In our solar system, more red light reaches Earth than other colors. (A galactic red light district if you will, ho ho ho *nudge *nudge.) Meanwhile, blue light is the easiest to absorb. Plants make efficient use of red and blue, leaving poor green spectrum light not unlike a banjo player in an orchestra.

On other planets, different colors might dominate the spectrum — leading to different color plants. Blue is still unlikely because it's just so darn easy to absorb.

However, from a mathematical standpoint, a young reporter might argue a theory of red and yellow plants is superfluous.
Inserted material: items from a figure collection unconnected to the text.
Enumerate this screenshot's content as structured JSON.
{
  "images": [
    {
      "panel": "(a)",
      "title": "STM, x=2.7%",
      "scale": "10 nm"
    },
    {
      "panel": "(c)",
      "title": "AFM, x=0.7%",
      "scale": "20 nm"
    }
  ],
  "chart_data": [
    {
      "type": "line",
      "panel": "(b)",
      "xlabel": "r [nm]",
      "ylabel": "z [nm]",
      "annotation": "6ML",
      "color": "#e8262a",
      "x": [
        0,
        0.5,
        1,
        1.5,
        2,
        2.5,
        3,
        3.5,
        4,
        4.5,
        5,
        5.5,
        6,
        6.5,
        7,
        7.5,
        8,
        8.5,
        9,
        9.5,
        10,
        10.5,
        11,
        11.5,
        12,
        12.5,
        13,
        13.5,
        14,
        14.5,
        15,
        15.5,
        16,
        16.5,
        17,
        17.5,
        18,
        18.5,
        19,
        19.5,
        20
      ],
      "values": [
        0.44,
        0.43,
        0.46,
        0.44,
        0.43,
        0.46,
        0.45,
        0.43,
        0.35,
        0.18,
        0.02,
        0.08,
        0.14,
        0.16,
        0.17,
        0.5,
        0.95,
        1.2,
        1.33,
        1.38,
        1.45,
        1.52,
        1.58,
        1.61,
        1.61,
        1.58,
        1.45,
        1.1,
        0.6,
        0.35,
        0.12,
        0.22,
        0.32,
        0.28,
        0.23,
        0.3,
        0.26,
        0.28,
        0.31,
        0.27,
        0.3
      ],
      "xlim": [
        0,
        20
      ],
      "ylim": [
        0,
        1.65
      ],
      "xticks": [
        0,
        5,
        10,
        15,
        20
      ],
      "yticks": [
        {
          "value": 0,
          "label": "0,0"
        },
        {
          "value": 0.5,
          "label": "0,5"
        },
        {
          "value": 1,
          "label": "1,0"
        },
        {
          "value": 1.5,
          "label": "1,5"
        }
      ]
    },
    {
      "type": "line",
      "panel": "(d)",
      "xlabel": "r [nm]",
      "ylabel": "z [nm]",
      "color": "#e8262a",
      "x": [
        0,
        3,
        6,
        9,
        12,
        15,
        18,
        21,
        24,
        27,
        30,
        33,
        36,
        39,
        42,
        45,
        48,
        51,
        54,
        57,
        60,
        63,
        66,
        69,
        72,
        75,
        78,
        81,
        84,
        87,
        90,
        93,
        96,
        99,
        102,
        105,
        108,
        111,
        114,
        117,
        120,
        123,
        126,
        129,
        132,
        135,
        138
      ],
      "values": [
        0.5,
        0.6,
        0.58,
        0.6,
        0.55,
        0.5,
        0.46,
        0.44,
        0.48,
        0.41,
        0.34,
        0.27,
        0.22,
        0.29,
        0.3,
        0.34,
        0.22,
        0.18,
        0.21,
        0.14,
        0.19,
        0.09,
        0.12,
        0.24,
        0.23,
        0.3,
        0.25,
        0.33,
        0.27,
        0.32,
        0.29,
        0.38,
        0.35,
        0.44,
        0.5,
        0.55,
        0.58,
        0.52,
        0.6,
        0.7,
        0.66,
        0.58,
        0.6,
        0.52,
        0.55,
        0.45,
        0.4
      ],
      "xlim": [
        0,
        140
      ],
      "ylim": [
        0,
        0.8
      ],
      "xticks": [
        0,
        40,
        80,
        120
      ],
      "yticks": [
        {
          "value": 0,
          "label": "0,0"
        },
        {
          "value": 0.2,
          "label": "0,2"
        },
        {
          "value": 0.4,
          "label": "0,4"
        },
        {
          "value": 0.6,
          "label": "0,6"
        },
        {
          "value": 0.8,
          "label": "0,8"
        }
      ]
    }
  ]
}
As far as the infinite expanses of the universe are concerned, a blanket statement of "______ exists" has a 100 per cent chance of being correct. So don't count blue plants out just yet. (Reporter's note: If it turns out space has a positive curvature and is not in fact infinite I'll buy you a Coke. It's still bloody huge though. And since the universe is therefore going to collapse upon itself maybe you should spend less time being so argumentative about these things.) ®

Bootnote

Nancy Kiang, a NASA biometeorologist who led the study, clarifies light absorption:

Just thought I'd pick here and there: there is more sunlight ENERGY in the blue-green, but more sunlight PARTICLES in the red.

The blue light isn't necessarily easier to absorb, but blue photons are more energetic and therefore easier to transmit along a sequence of pigments to a reaction center that does the biochemistry. Like the way energy gets from a power plant (blue) to your home, with losses along the way (you could have a gas tank right at home, too - red).

By the time the blue light energy gets there, it's become downgraded to red. Molecular reasons favor the blue, and environmental resource availability favors the red.

Thanks for trying to read the papers!